MURANO GLASS: THE CANADIAN EXPERIENCE
What do we know about Murano Glass in terms of Canada? When most of us Canadians think of Murano Glass in Canada, what comes to mind is the Psychedelic or Space Age free blown glass of the Late 1950’s and Early 1960’s.
We think of the electric and vibrant colors of yellow, blue, green, orange and red that lit up our glass coffee tables and chrome kitchen tables of the Fifties and Sixties. It gleamed and shimmered on glass and mirror shelves of stores like Birks of Montreal and Toronto, Eaton’s of Montreal and Toronto; and even in stores like Woolworth’s all the way to the Maritimes of Canada. It was so popular in Canada it ran a gamut up to about 1980. It sure won the hearts of the Canadian buyers at the time.

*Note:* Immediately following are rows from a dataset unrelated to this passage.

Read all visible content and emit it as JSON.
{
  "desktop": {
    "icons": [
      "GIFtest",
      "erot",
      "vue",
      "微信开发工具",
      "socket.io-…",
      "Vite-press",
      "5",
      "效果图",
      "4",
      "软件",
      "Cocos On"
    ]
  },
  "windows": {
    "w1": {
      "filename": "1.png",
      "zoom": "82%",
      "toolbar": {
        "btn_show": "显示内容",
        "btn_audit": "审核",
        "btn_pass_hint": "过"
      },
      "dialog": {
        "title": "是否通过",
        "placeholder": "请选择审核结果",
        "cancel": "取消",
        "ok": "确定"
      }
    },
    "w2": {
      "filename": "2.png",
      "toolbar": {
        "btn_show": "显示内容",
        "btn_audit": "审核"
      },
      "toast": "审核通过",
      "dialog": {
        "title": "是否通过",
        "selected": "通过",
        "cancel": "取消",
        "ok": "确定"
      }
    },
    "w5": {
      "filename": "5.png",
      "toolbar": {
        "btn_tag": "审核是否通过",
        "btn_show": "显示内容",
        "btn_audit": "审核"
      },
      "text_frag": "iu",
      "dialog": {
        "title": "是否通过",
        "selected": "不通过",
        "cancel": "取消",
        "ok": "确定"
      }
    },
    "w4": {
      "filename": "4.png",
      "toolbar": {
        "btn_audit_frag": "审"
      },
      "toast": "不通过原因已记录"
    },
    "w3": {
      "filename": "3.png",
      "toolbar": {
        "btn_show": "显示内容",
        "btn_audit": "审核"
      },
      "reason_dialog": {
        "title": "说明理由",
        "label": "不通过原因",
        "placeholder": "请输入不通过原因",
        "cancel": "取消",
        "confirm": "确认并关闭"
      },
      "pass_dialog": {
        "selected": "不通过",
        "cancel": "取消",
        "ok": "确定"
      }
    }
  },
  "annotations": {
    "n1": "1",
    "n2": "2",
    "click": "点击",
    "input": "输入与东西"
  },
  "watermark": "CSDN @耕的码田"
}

Originally Murano glass blowers and makers immigrated into Canada in the late 1950’s and Early 1960’s from Murano, Italy. Originally they migrated to the Montreal region of Canada and began to open up a few small glass shops there and were importing from Murano and eventually produced their own glass here and distribute to shops throughout Canada. Some of these Murano glass makers moved around and eventually into Ontario. One such example was the Chalet Glass Co., of Montreal. In 1963, after having operated in Montreal for a few years, Chalet moved to Cornwall, Ontario and was quite successful until selling out in 1981. Another company was the Lorraine Glass Co. of Montreal who operated there from 1962-1974.
All of this “Psychedelic” or “Space Age” glass was truly a modernistic approach to how glass looked; it was also a turning away from the traditional way that most Italian glass looked. This glass for the first time was a modern way or interpretation of what new art glass should look like that would have mass appeal and make money for the factories. It was a somewhat blending of cultures of glass blowers from different backgrounds and how they interpreted how modern glass should look and feel when met by the human eye.

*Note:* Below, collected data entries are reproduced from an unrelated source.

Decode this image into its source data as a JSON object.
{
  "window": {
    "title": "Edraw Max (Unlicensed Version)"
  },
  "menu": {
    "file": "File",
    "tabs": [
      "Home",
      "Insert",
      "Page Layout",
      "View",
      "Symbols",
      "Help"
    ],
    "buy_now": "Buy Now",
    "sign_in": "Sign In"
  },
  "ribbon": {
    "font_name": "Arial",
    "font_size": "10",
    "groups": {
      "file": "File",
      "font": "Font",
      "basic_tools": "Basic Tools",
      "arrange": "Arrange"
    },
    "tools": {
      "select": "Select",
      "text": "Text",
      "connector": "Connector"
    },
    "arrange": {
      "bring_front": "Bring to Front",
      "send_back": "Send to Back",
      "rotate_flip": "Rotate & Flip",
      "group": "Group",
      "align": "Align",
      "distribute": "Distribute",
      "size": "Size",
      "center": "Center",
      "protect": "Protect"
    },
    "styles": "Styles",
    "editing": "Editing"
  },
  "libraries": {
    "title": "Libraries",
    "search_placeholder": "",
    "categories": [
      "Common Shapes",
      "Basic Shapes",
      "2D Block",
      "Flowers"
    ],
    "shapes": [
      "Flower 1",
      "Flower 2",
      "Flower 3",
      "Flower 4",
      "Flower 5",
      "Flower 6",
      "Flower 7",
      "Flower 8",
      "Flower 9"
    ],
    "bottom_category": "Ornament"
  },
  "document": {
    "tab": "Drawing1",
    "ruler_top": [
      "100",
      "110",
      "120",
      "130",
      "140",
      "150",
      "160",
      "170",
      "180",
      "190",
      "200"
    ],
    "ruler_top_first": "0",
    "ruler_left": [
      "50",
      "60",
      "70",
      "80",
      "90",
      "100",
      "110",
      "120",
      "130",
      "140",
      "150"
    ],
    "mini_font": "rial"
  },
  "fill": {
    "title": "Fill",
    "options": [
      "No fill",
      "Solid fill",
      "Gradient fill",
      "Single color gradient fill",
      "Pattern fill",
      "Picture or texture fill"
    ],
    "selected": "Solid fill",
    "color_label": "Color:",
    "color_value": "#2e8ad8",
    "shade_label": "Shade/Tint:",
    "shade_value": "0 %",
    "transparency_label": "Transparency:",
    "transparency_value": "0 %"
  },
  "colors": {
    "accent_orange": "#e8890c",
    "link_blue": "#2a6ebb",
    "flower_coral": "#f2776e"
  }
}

This glass normally is very electric and vibrant in color and is actually blown lead crystal. For people who enjoy art and glass, this glass is looked at as dynamic and exhibits great merit of the makers who produced it. For some people, this is “wow” glass because of its colors, irregular and unique shapes and makes wonderful decorative accents to any room in a home; for others, this glass is absolutely sheer ugly. After all, everyone’s interpretation of art is different and as the cliché says, “beauty is in the eye of the beholder”. After all, to understand art in all its forms, one has to be culturally exposed in order to appreciate art in all its possible forms, whether it be an oil on canvas, a piece of sculptured clay, a hand made bronze or any other medium of art expression.

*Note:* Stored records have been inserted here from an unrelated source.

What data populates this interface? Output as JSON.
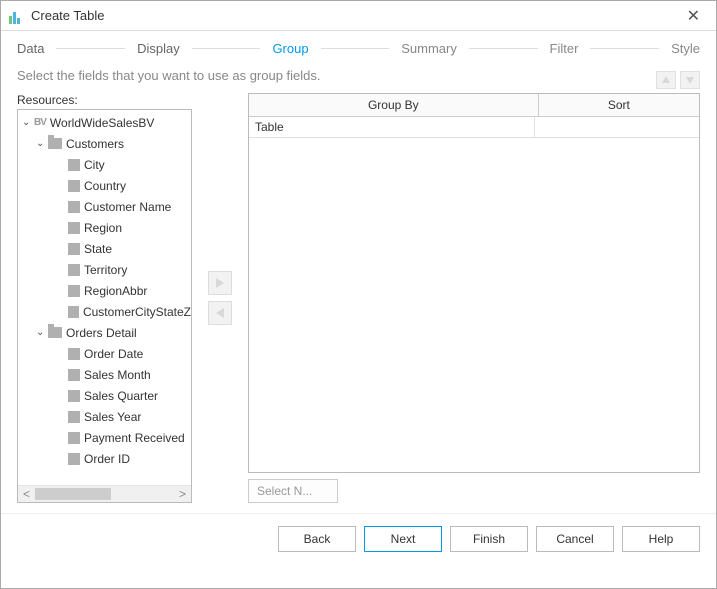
{
  "title": "Create Table",
  "steps": {
    "data": "Data",
    "display": "Display",
    "group": "Group",
    "summary": "Summary",
    "filter": "Filter",
    "style": "Style"
  },
  "instruction": "Select the fields that you want to use as group fields.",
  "resources_label": "Resources:",
  "tree": {
    "root": "WorldWideSalesBV",
    "customers": {
      "label": "Customers",
      "fields": [
        "City",
        "Country",
        "Customer Name",
        "Region",
        "State",
        "Territory",
        "RegionAbbr",
        "CustomerCityStateZ"
      ]
    },
    "orders_detail": {
      "label": "Orders Detail",
      "fields": [
        "Order Date",
        "Sales Month",
        "Sales Quarter",
        "Sales Year",
        "Payment Received",
        "Order ID"
      ]
    }
  },
  "grid": {
    "col_group_by": "Group By",
    "col_sort": "Sort",
    "rows": [
      {
        "group_by": "Table",
        "sort": ""
      }
    ]
  },
  "select_n": "Select N...",
  "buttons": {
    "back": "Back",
    "next": "Next",
    "finish": "Finish",
    "cancel": "Cancel",
    "help": "Help"
  }
}
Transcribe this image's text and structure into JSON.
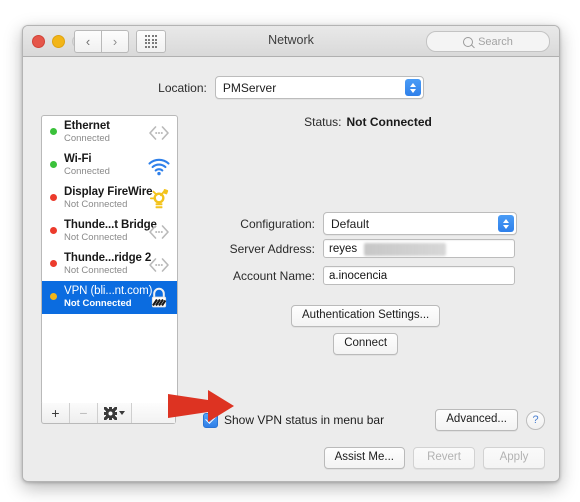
{
  "window": {
    "title": "Network",
    "traffic_lights": [
      "close",
      "minimize",
      "zoom-disabled"
    ],
    "nav_back": "‹",
    "nav_forward": "›",
    "grid_button": "show-all-icon",
    "search_placeholder": "Search"
  },
  "location": {
    "label": "Location:",
    "value": "PMServer"
  },
  "services": [
    {
      "name": "Ethernet",
      "status": "Connected",
      "dot": "green",
      "icon": "ethernet-icon",
      "selected": false
    },
    {
      "name": "Wi-Fi",
      "status": "Connected",
      "dot": "green",
      "icon": "wifi-icon",
      "selected": false
    },
    {
      "name": "Display FireWire",
      "status": "Not Connected",
      "dot": "red",
      "icon": "firewire-icon",
      "selected": false
    },
    {
      "name": "Thunde...t Bridge",
      "status": "Not Connected",
      "dot": "red",
      "icon": "ethernet-icon",
      "selected": false
    },
    {
      "name": "Thunde...ridge 2",
      "status": "Not Connected",
      "dot": "red",
      "icon": "ethernet-icon",
      "selected": false
    },
    {
      "name": "VPN (bli...nt.com)",
      "status": "Not Connected",
      "dot": "amber",
      "icon": "vpn-lock-icon",
      "selected": true
    }
  ],
  "list_toolbar": {
    "add": "+",
    "remove": "−",
    "actions": "gear-icon"
  },
  "details": {
    "status_label": "Status:",
    "status_value": "Not Connected",
    "configuration_label": "Configuration:",
    "configuration_value": "Default",
    "server_address_label": "Server Address:",
    "server_address_value": "reyes",
    "server_address_redacted": true,
    "account_name_label": "Account Name:",
    "account_name_value": "a.inocencia",
    "auth_button": "Authentication Settings...",
    "connect_button": "Connect"
  },
  "options": {
    "show_vpn_status_label": "Show VPN status in menu bar",
    "show_vpn_status_checked": true,
    "advanced_button": "Advanced...",
    "help_button": "?"
  },
  "footer": {
    "assist_me": "Assist Me...",
    "revert": "Revert",
    "apply": "Apply",
    "revert_disabled": true,
    "apply_disabled": true
  },
  "annotation": {
    "type": "red-arrow",
    "points_at": "show-vpn-status-checkbox",
    "color": "#dd3322"
  }
}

As one tiny example of expression of the “Psychedelic Era” or “Space Age Era” of Glass, this is but one fine example that won the hearts of many and is still reflective today by the kids of yesterday and the youth of today that is still enamored and wowed by this glass whenever they find a piece.
You will see some Czechoslovakian pieces of glass that look similar and was competitively produced at the time but on closer examination cannot compare to the quality of this Murano glass.
What to really look for are the tri colored or multi colored pieces; these pieces seemingly fetch the higher prices because they are more difficult to find and less was made at the time.
Because of the clean streamline effect, colors, and shapes the younger collectors of today seem to love this glass and are avid collectors of it. Consequently, prices are constantly escalating and continue to climb for the unique and unusual pieces of this glass.